No thought was given during the stage of process segmentation. Similarly, lung CT images
testing were performed and indicated eective use of predictive computer-aided design
(CAD) for lung tumor diagnosis (Tiwari, 2016; Ritika et al., 2011). An enhanced SVM
classier was used for diagnosing leukemia tumor using a fast-correlation-based lter to
choose the most inuential and non-correlated genes. The picture was transformed to the
processing period and provided more accurate results. Lung tumor detection phases in CT
scanning pictures use dierent image processing techniques (Kavitha, Gopinath, & Gopi,
2017).
Picture quality appraisal changes where low pre-preparing strategies were utilized
considering Gabor channel inside Gaussian guidelines.
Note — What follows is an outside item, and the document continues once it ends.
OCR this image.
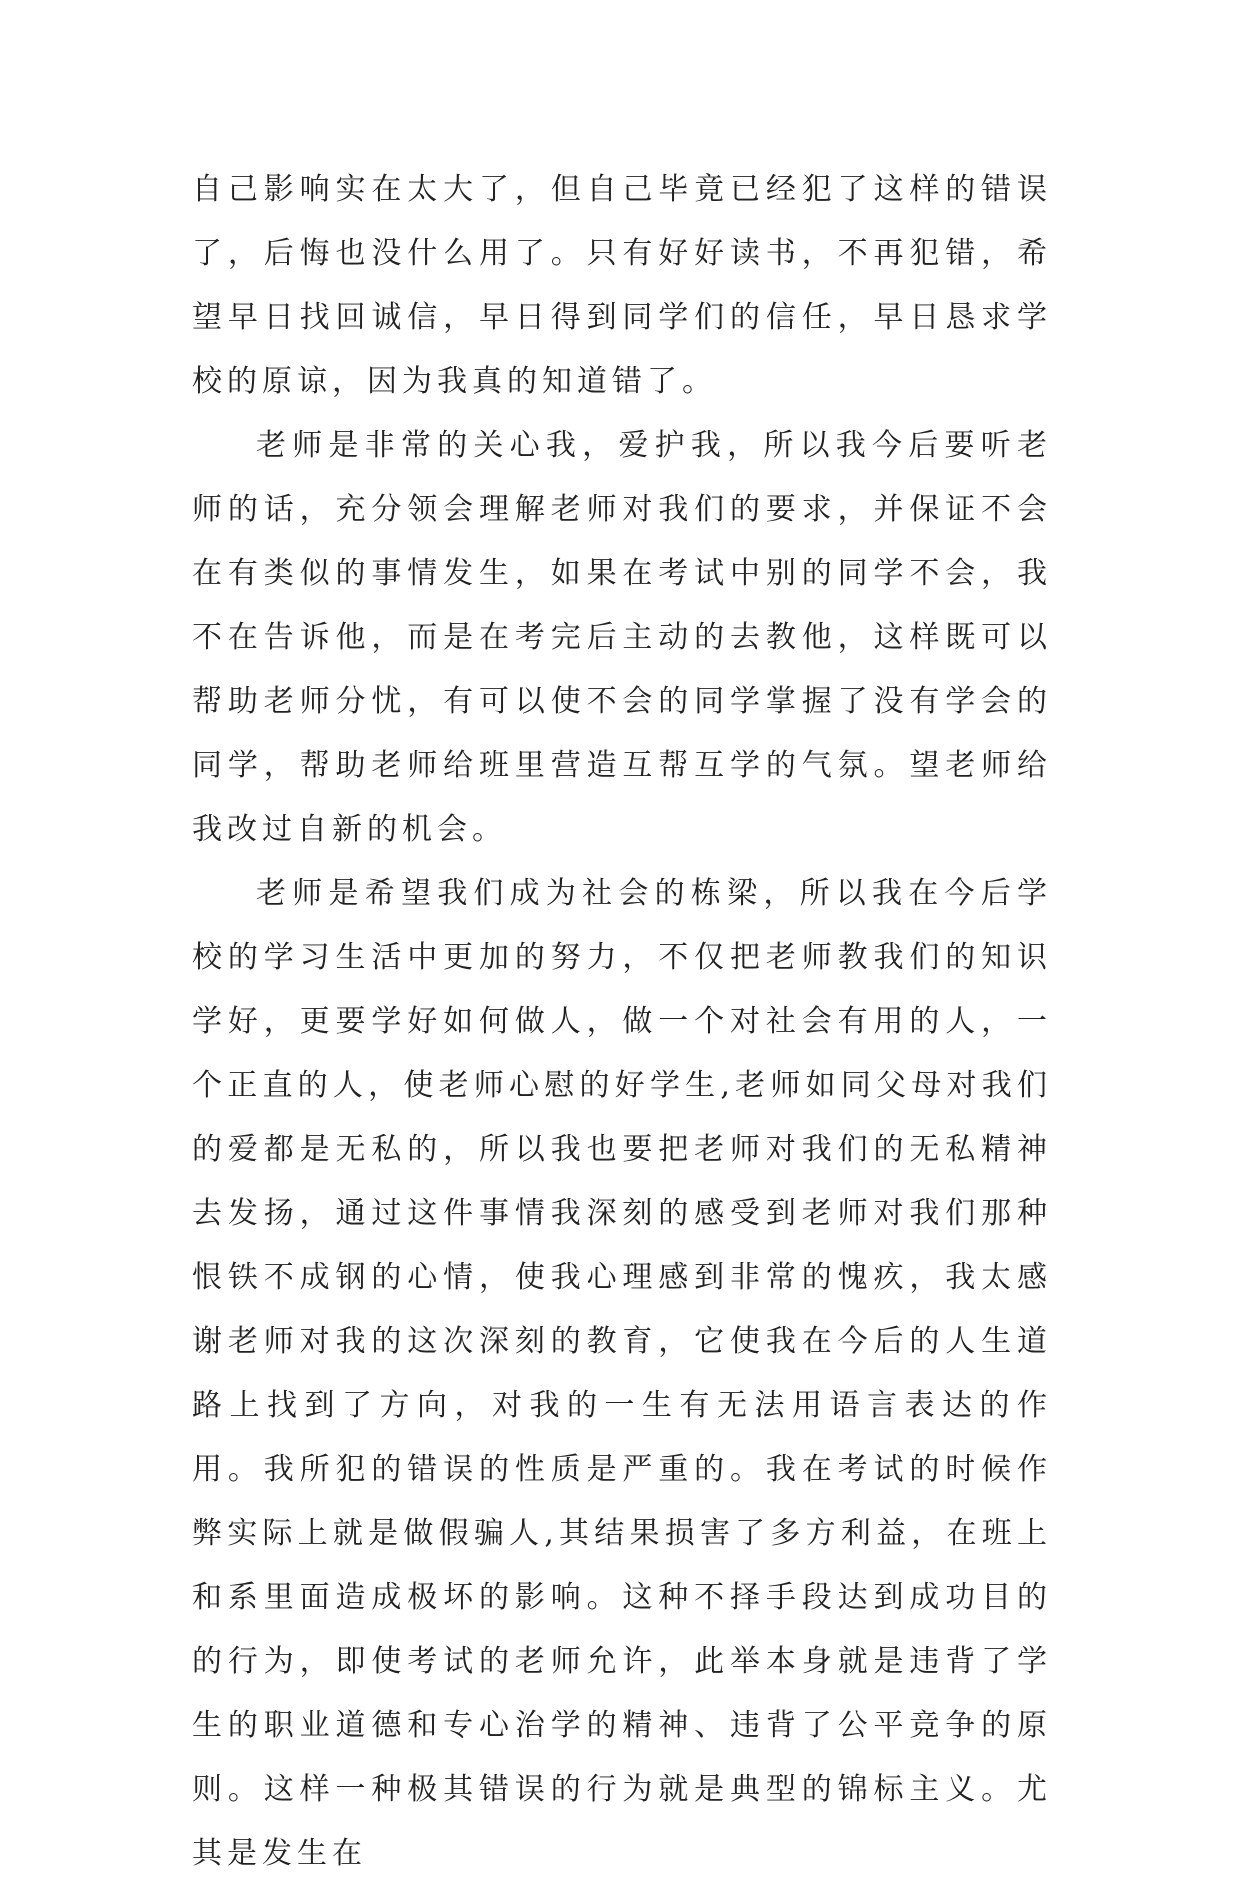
自己影响实在太大了，但自己毕竟已经犯了这样的错误了，后悔也没什么用了。只有好好读书，不再犯错，希望早日找回诚信，早日得到同学们的信任，早日恳求学校的原谅，因为我真的知道错了。

老师是非常的关心我，爱护我，所以我今后要听老师的话，充分领会理解老师对我们的要求，并保证不会在有类似的事情发生，如果在考试中别的同学不会，我不在告诉他，而是在考完后主动的去教他，这样既可以帮助老师分忧，有可以使不会的同学掌握了没有学会的同学，帮助老师给班里营造互帮互学的气氛。望老师给我改过自新的机会。

老师是希望我们成为社会的栋梁，所以我在今后学校的学习生活中更加的努力，不仅把老师教我们的知识学好，更要学好如何做人，做一个对社会有用的人，一个正直的人，使老师心慰的好学生,老师如同父母对我们的爱都是无私的，所以我也要把老师对我们的无私精神去发扬，通过这件事情我深刻的感受到老师对我们那种恨铁不成钢的心情，使我心理感到非常的愧疚，我太感谢老师对我的这次深刻的教育，它使我在今后的人生道路上找到了方向，对我的一生有无法用语言表达的作用。我所犯的错误的性质是严重的。我在考试的时候作弊实际上就是做假骗人,其结果损害了多方利益，在班上和系里面造成极坏的影响。这种不择手段达到成功目的的行为，即使考试的老师允许，此举本身就是违背了学生的职业道德和专心治学的精神、违背了公平竞争的原则。这样一种极其错误的行为就是典型的锦标主义。尤其是发生在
Depending on general highlights, a
typical correlation was made. In this exploration, the primary identied highlights for exact
pictures correlation were pixels rate and mask-labeling (Altarawneh, 2012). Lung tumor
detected using the ANN has also low accuracy. It was comparatively easier for abstract or
complex issues such as image identication but increase precision to strengthen the scale by
several extents (Agarwal, Shankhadhar, & Sagar, 2015; AlZubaidi et al., 2017).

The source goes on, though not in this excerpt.